Once the worms arrived, they never left, making them the worst kind of house guest. Read the room, worms, take your dinner and move on. You don’t have to go home, but you can’t stay here.
 

 

 

What’s a shared genotype between friends?

Do you find it hard to tell the difference between Katy Perry and Zooey Deschanel? They look alike, but they’re not related. Or are they? According to new research, people who look and act very similar but are not related may share DNA.

François Brunelle

“Our study provides a rare insight into human likeness by showing that people with extreme look-alike faces share common genotypes, whereas they are discordant at the epigenome and microbiome levels,” senior author Manel Esteller of the Josep Carreras Leukemia Research Institute in Barcelona said in a written statement. “Genomics clusters them together, and the rest sets them apart.”

The Internet has been a great source in being able to find look-alikes. The research team found photos of doppelgangers photographed by François Brunelle, a Canadian artist. Using facial recognition algorithms, the investigators were able to measure likeness between the each pair of look-alikes.

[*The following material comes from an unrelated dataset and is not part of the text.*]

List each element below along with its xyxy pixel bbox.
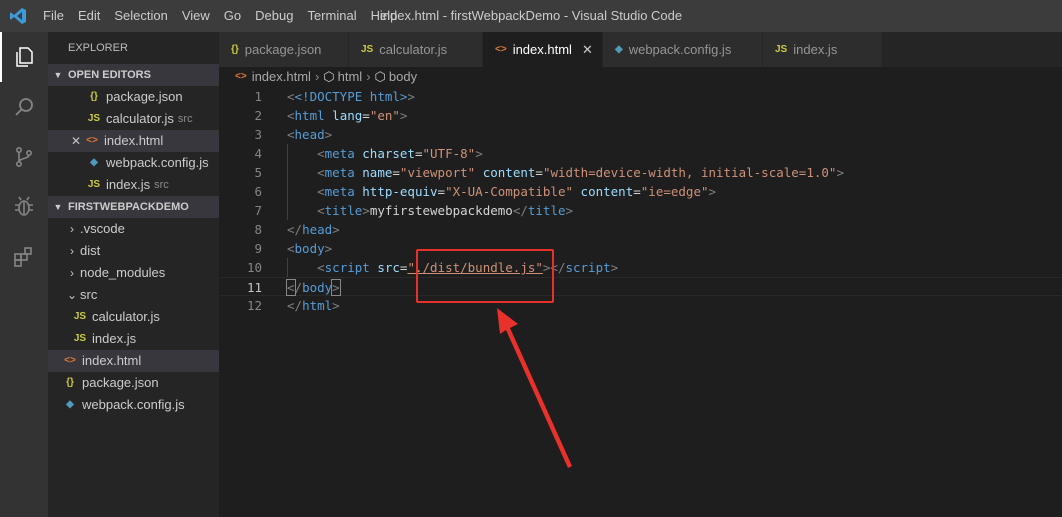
- annotation-arrow: [497, 308, 572, 468]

The participants also completed a questionnaire about lifestyle and provided a saliva sample.

The results showed that the look-alikes had similar genotypes but different DNA methylation and microbiome landscapes. The look-alikes also seemed to have similarities in weight, height, and behaviors such as smoking, proving that doppelgangers not only look alike but also share common interests.

Next time someone tells you that you look like their best friend Steve, you won’t have to wonder much what Steve is like.
 

The secret to a good relationship? It’s a secret

Strong relationships are built on honesty and trust, right? Being open with your partner and/or friends is usually a good practice for keeping the relationship healthy, but the latest evidence suggests that maybe you shouldn’t share everything.

bilderlounge

According to the first known study on the emotional, behavioral, and relational aspect of consumer behavior, not disclosing certain purchases to your partner can actually be a good thing for the relationship. How? Well, it all has to do with guilt.

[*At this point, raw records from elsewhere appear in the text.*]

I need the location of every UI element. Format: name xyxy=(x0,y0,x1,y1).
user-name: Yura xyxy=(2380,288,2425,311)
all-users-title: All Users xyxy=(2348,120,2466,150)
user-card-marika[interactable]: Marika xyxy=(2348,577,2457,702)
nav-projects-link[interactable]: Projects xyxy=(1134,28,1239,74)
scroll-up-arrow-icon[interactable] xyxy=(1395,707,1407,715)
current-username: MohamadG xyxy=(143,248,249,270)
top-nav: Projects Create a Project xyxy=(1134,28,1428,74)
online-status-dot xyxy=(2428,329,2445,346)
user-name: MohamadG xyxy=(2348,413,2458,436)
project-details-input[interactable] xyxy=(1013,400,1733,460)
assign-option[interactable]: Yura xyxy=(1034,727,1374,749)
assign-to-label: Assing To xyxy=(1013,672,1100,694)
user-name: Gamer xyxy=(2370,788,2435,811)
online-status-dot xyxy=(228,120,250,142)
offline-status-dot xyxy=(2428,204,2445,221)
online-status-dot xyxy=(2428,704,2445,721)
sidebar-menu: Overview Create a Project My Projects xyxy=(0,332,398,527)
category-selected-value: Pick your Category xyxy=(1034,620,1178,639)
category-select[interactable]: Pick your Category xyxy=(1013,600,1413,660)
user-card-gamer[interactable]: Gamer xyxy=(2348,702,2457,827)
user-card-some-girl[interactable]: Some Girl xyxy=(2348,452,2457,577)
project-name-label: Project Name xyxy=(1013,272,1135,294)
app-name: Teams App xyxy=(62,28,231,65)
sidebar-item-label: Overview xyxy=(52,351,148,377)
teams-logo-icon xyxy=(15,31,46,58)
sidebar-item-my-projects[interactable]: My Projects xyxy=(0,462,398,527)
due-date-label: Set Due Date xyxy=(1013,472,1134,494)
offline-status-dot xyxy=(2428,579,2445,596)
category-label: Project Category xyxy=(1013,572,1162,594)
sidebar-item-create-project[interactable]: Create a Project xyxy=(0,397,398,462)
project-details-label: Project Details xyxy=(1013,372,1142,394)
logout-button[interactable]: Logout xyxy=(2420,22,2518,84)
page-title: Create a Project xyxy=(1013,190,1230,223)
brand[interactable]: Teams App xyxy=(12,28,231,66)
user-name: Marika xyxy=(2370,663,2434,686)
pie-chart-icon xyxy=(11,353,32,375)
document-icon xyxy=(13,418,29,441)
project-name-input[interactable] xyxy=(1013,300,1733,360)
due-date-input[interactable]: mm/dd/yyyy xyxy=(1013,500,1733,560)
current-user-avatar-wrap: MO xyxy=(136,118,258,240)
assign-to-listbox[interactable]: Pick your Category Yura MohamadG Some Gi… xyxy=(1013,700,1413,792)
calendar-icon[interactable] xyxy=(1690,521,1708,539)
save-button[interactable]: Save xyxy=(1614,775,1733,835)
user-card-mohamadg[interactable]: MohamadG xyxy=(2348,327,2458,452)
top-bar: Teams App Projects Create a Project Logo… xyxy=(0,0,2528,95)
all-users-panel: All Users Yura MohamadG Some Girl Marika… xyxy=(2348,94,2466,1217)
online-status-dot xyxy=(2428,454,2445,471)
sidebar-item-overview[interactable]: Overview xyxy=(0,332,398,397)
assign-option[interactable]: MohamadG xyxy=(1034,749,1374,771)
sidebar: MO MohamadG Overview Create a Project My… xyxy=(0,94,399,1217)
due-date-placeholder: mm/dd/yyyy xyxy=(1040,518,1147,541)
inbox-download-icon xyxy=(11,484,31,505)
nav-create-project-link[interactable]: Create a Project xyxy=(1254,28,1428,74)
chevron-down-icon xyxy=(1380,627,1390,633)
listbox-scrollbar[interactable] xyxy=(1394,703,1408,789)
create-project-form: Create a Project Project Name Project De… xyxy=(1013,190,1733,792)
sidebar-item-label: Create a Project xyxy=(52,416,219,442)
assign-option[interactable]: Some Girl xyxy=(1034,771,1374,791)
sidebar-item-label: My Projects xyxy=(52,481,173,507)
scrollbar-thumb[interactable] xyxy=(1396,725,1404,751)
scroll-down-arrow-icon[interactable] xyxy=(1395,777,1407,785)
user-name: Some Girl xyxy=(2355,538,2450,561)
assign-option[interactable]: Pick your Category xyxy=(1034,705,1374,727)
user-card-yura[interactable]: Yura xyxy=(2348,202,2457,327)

In a series of studies, the researchers asked couples about their secret consumptions. The most commonly hidden thing by far was a product (65%).

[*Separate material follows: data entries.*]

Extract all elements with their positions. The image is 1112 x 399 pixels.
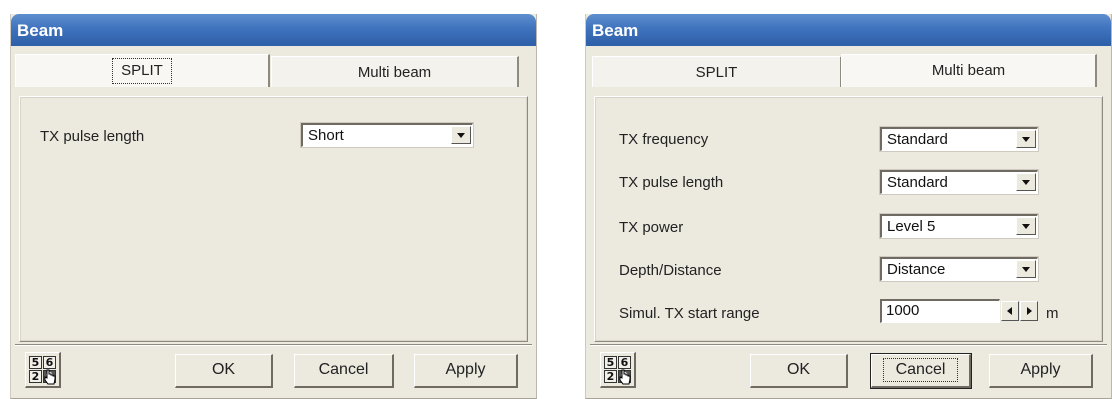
dialog-title: Beam [11, 14, 536, 46]
tab-panel: TX frequency Standard TX pulse length St… [594, 96, 1103, 342]
tx-frequency-select[interactable]: Standard [880, 127, 1038, 151]
dropdown-arrow-icon[interactable] [1016, 217, 1036, 235]
tx-pulse-length-select[interactable]: Standard [880, 170, 1038, 194]
apply-button-label: Apply [1020, 361, 1061, 378]
tab-split-label: SPLIT [695, 64, 738, 81]
range-unit: m [1046, 305, 1059, 322]
hand-cursor-icon [44, 369, 56, 385]
keypad-digit: 5 [604, 356, 617, 369]
ok-button-label: OK [211, 361, 236, 378]
cancel-button[interactable]: Cancel [294, 354, 394, 388]
tab-multi-beam-label: Multi beam [931, 62, 1006, 79]
apply-button-label: Apply [445, 361, 486, 378]
simul-tx-start-range-label: Simul. TX start range [619, 305, 760, 322]
dropdown-arrow-icon[interactable] [451, 126, 471, 144]
simul-tx-start-range-input[interactable]: 1000 [880, 299, 1000, 323]
tab-multi-beam-label: Multi beam [357, 64, 432, 81]
cancel-button-label: Cancel [318, 361, 369, 378]
tx-frequency-label: TX frequency [619, 131, 709, 148]
beam-dialog-split: Beam SPLIT Multi beam TX pulse length Sh… [10, 14, 537, 399]
separator [590, 344, 1107, 346]
dialog-title: Beam [586, 14, 1111, 46]
tab-split[interactable]: SPLIT [592, 56, 842, 87]
decrement-arrow-icon[interactable] [1001, 301, 1019, 321]
tx-pulse-length-select[interactable]: Short [301, 123, 473, 147]
tab-multi-beam[interactable]: Multi beam [271, 56, 519, 87]
dropdown-arrow-icon[interactable] [1016, 130, 1036, 148]
tab-bar: SPLIT Multi beam [590, 54, 1107, 87]
numeric-keypad-icon[interactable]: 5 6 2 9 [600, 352, 636, 388]
ok-button[interactable]: OK [175, 354, 273, 388]
tx-power-label: TX power [619, 219, 684, 236]
cancel-button-label: Cancel [882, 358, 959, 382]
beam-dialog-multi-beam: Beam SPLIT Multi beam TX frequency Stand… [585, 14, 1112, 399]
keypad-digit: 5 [29, 356, 42, 369]
numeric-keypad-icon[interactable]: 5 6 2 9 [25, 352, 61, 388]
tx-frequency-value: Standard [887, 131, 948, 148]
ok-button[interactable]: OK [750, 354, 848, 388]
hand-cursor-icon [619, 369, 631, 385]
keypad-digit: 6 [43, 356, 56, 369]
cancel-button[interactable]: Cancel [870, 353, 972, 389]
increment-arrow-icon[interactable] [1020, 301, 1038, 321]
tab-multi-beam[interactable]: Multi beam [841, 54, 1097, 87]
depth-distance-select[interactable]: Distance [880, 257, 1038, 281]
dropdown-arrow-icon[interactable] [1016, 173, 1036, 191]
tx-power-value: Level 5 [887, 218, 936, 235]
tx-pulse-length-value: Short [308, 127, 344, 144]
ok-button-label: OK [786, 361, 811, 378]
depth-distance-label: Depth/Distance [619, 262, 722, 279]
apply-button[interactable]: Apply [989, 354, 1093, 388]
tab-bar: SPLIT Multi beam [15, 54, 532, 87]
tx-pulse-length-label: TX pulse length [40, 128, 145, 145]
tx-pulse-length-label: TX pulse length [619, 174, 724, 191]
apply-button[interactable]: Apply [414, 354, 518, 388]
tx-pulse-length-value: Standard [887, 174, 948, 191]
tab-panel: TX pulse length Short [19, 96, 528, 342]
separator [15, 344, 532, 346]
tx-power-select[interactable]: Level 5 [880, 214, 1038, 238]
tab-split[interactable]: SPLIT [15, 54, 270, 87]
depth-distance-value: Distance [887, 261, 946, 278]
keypad-digit: 2 [604, 370, 617, 383]
keypad-digit: 2 [29, 370, 42, 383]
dropdown-arrow-icon[interactable] [1016, 260, 1036, 278]
keypad-digit: 6 [618, 356, 631, 369]
tab-split-label: SPLIT [112, 58, 172, 84]
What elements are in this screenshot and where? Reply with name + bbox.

“We found that 90% of people have recently kept everyday consumer behaviors a secret from a close other – like a friend or spouse – even though they also report that they don’t think their partner would care if they knew about it,” Kelley Gullo Wight, one of the study’s two lead authors, said in a written statement.

Keeping a hidden stash of chocolate produces guilt, which the researchers found to be the key factor, making the perpetrator want to do more in the relationship to ease that sense of betrayal or dishonesty. They called it a “greater relationship investment,” meaning the person is more likely to do a little extra for their partner, like shell out more money for the next anniversary gift or yield to watching their partner’s favorite program.

So don’t feel too bad about that secret Amazon purchase. As long as the other person doesn’t see the box, nobody has to know. Your relationship can only improve.